Thermal performance enhancement in a square channel heat exchanger (HX) using a passive technique is presented. Vortex turbulator insertion in a square channel HX as a passive technique is selected for thermal improvement. The vortex turbulator of interest is discrete X-V baffles (XVB). The discrete XVBs are inserted in the square channel with the main aim of generating vortex flow. The vortex flow generated can support the enhanced convective heat transfer coefficient and also enhance HX performance. Effects of baffle configuration (type A and B), baffle size (w/H = 0.05, 0.10, 0.15 and 0.20), baffle distance (e/H = 1, 1.5 and 2) and flow direction (+/- x air flow paths) on fluid flow and thermal topologies are numerically investigated by using a commercial code. As shown by the numerical results, the predicted flow configuration with the discrete XVB insertions, which include impinging and vortex streams, is found through the HX channel.
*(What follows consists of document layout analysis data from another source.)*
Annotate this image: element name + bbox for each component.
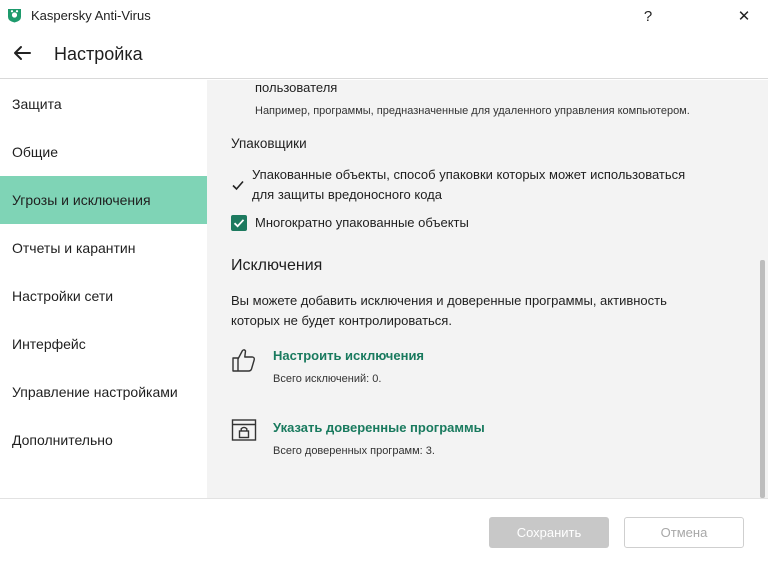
- sidebar-item-network[interactable]: Настройки сети: [0, 272, 207, 320]
- trusted-app-lock-icon: [231, 419, 257, 441]
- sidebar: Защита Общие Угрозы и исключения Отчеты …: [0, 80, 207, 498]
- packed-objects-label-line2[interactable]: для защиты вредоносного кода: [252, 185, 442, 205]
- sidebar-item-manage-settings[interactable]: Управление настройками: [0, 368, 207, 416]
- close-button[interactable]: ✕: [720, 0, 768, 32]
- multi-packed-label[interactable]: Многократно упакованные объекты: [255, 213, 469, 233]
- app-title: Kaspersky Anti-Virus: [31, 8, 151, 23]
- partial-description: Например, программы, предназначенные для…: [255, 105, 690, 117]
- trusted-programs-link[interactable]: Указать доверенные программы: [273, 420, 485, 435]
- packed-objects-label-line1[interactable]: Упакованные объекты, способ упаковки кот…: [252, 165, 685, 185]
- sidebar-item-general[interactable]: Общие: [0, 128, 207, 176]
- back-arrow-icon[interactable]: [10, 41, 34, 65]
- kaspersky-logo-icon: [8, 9, 21, 23]
- multi-packed-checkbox[interactable]: [231, 215, 247, 231]
- scrollbar[interactable]: [760, 260, 765, 498]
- sidebar-item-reports-quarantine[interactable]: Отчеты и карантин: [0, 224, 207, 272]
- footer: Сохранить Отмена: [0, 498, 768, 566]
- exclusions-desc-line1: Вы можете добавить исключения и доверенн…: [231, 293, 667, 308]
- exclusions-heading: Исключения: [231, 257, 323, 274]
- checkbox-checked-icon: [233, 219, 245, 228]
- save-button[interactable]: Сохранить: [489, 517, 609, 548]
- page-header: Настройка: [0, 32, 768, 79]
- trusted-programs-count: Всего доверенных программ: 3.: [273, 445, 435, 457]
- exclusions-desc-line2: которых не будет контролироваться.: [231, 313, 452, 328]
- sidebar-item-threats-exclusions[interactable]: Угрозы и исключения: [0, 176, 207, 224]
- configure-exclusions-link[interactable]: Настроить исключения: [273, 348, 424, 363]
- exclusions-count: Всего исключений: 0.: [273, 373, 382, 385]
- cancel-button[interactable]: Отмена: [624, 517, 744, 548]
- page-title: Настройка: [54, 44, 143, 64]
- partial-heading: пользователя: [255, 80, 338, 95]
- checkmark-icon[interactable]: [231, 178, 245, 192]
- thumbs-up-icon: [232, 349, 255, 372]
- settings-content: пользователя Например, программы, предна…: [207, 80, 768, 498]
- sidebar-item-interface[interactable]: Интерфейс: [0, 320, 207, 368]
- packers-heading: Упаковщики: [231, 136, 307, 151]
- sidebar-item-protection[interactable]: Защита: [0, 80, 207, 128]
- title-bar: Kaspersky Anti-Virus ? ✕: [0, 0, 768, 32]
- help-button[interactable]: ?: [624, 0, 672, 32]
- sidebar-item-advanced[interactable]: Дополнительно: [0, 416, 207, 464]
The perturbing thermal boundary layer and greater air blending are also found through the HX channel inserted with the discrete XVB. These mechanisms promote and augment the convection heat transfer coefficient, heat transfer rate and rise thermal potentiality. The maximum Nusselt number of the channel with the baffles inserted is 11.01 times upper than that of the smooth channel, while the greatest thermal performance factor (TPF) is observed to be around 3.45.